The situation with judging the effectiveness of under-drive pulleys is further confused because they tend to show such poor gains in power during steady-state testing. Where the reduction of accessory drag really shines is during positive engine speed transitions. An under-drive pulley set that shows only 10 horsepower gain in a chassis-dyno test can show a solid performance gain equivalent to 20+ horsepower during a quarter mile pass.
A large chunk of this extra performance gain is during the first 60 feet of the run where average engine power output is the lowest, and the engine speed transition rate is the highest. Hard for some to imagine, but the vehicle acceleration rate is also the highest during the first 60 feet of a quarter mile pass.
Though the % power gain isn't exactly linear in relation to RPM, it is close enough for practical theory. It may help the intuitive understanding to realize that at lower RPM the engine speed can transition at a faster rate. Going from 1000 RPM up to 2000 RPM is doubling the engine speed, the same as 3000 RPM up to 6000 RPM. The same % of engine speed transition is concentrated into a visually smaller range of engine operation.
At the drag strip an under-powered vehicle may experience some drive-ability problems when launching at a low engine RPM. The load on the engine may be so much that tuning changes aren't enough to resolve the drive-ability problem without also lowering the vehicle performance. In a case like this, the reduction of accessory drag can make an unusually large improvement in vehicle performance (acceleration) by unloading the engine to the point that the low RPM drive-ability problem is either resolved, or then can be resolved with a change to the tune. Unloading the engine by reducing accessory drag can change the engine speed transition rate to the point that a given spark advance curve can be used without experiencing lug or knock.
This effect would not be so pronounced in a situation where the engine was already over-powered, or the launch RPM was significantly increased.

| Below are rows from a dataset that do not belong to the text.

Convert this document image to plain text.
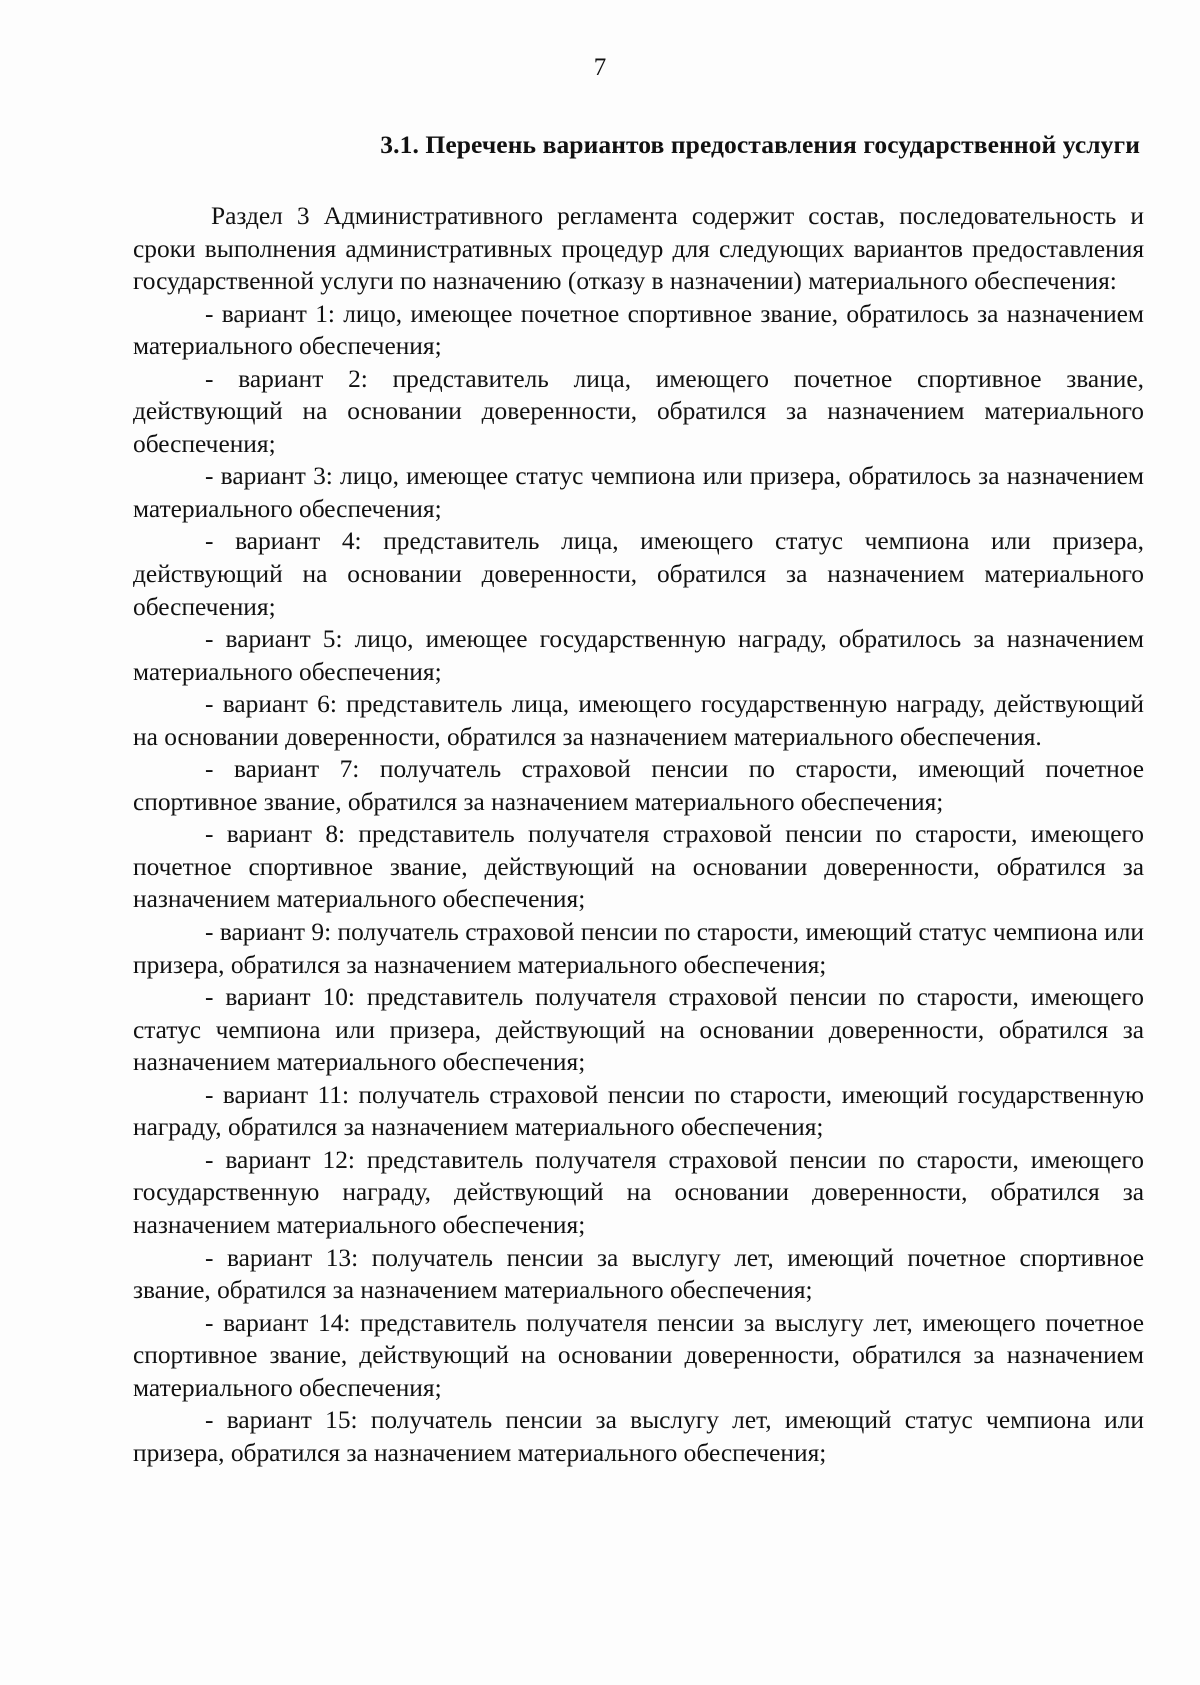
7
3.1. Перечень вариантов предоставления государственной услуги

Раздел 3 Административного регламента содержит состав, последовательность и сроки выполнения административных процедур для следующих вариантов предоставления государственной услуги по назначению (отказу в назначении) материального обеспечения:

- вариант 1: лицо, имеющее почетное спортивное звание, обратилось за назначением материального обеспечения;

- вариант 2: представитель лица, имеющего почетное спортивное звание, действующий на основании доверенности, обратился за назначением материального обеспечения;

- вариант 3: лицо, имеющее статус чемпиона или призера, обратилось за назначением материального обеспечения;

- вариант 4: представитель лица, имеющего статус чемпиона или призера, действующий на основании доверенности, обратился за назначением материального обеспечения;

- вариант 5: лицо, имеющее государственную награду, обратилось за назначением материального обеспечения;

- вариант 6: представитель лица, имеющего государственную награду, действующий на основании доверенности, обратился за назначением материального обеспечения.

- вариант 7: получатель страховой пенсии по старости, имеющий почетное спортивное звание, обратился за назначением материального обеспечения;

- вариант 8: представитель получателя страховой пенсии по старости, имеющего почетное спортивное звание, действующий на основании доверенности, обратился за назначением материального обеспечения;

- вариант 9: получатель страховой пенсии по старости, имеющий статус чемпиона или призера, обратился за назначением материального обеспечения;

- вариант 10: представитель получателя страховой пенсии по старости, имеющего статус чемпиона или призера, действующий на основании доверенности, обратился за назначением материального обеспечения;

- вариант 11: получатель страховой пенсии по старости, имеющий государственную награду, обратился за назначением материального обеспечения;

- вариант 12: представитель получателя страховой пенсии по старости, имеющего государственную награду, действующий на основании доверенности, обратился за назначением материального обеспечения;

- вариант 13: получатель пенсии за выслугу лет, имеющий почетное спортивное звание, обратился за назначением материального обеспечения;

- вариант 14: представитель получателя пенсии за выслугу лет, имеющего почетное спортивное звание, действующий на основании доверенности, обратился за назначением материального обеспечения;

- вариант 15: получатель пенсии за выслугу лет, имеющий статус чемпиона или призера, обратился за назначением материального обеспечения;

Under-drive pulleys perform in this way because it takes much more energy to accelerate the rotating mass of the accessories than it takes to spin them at a steady speed. The relative % energy required to accelerate this mass is proportionally larger when compared to the net engine power output when at very low RPM (especially at part-throttle). During normal driving the rate of RPM transition is also proportionally larger for a lower RPM range of operation, than it is for a higher RPM range.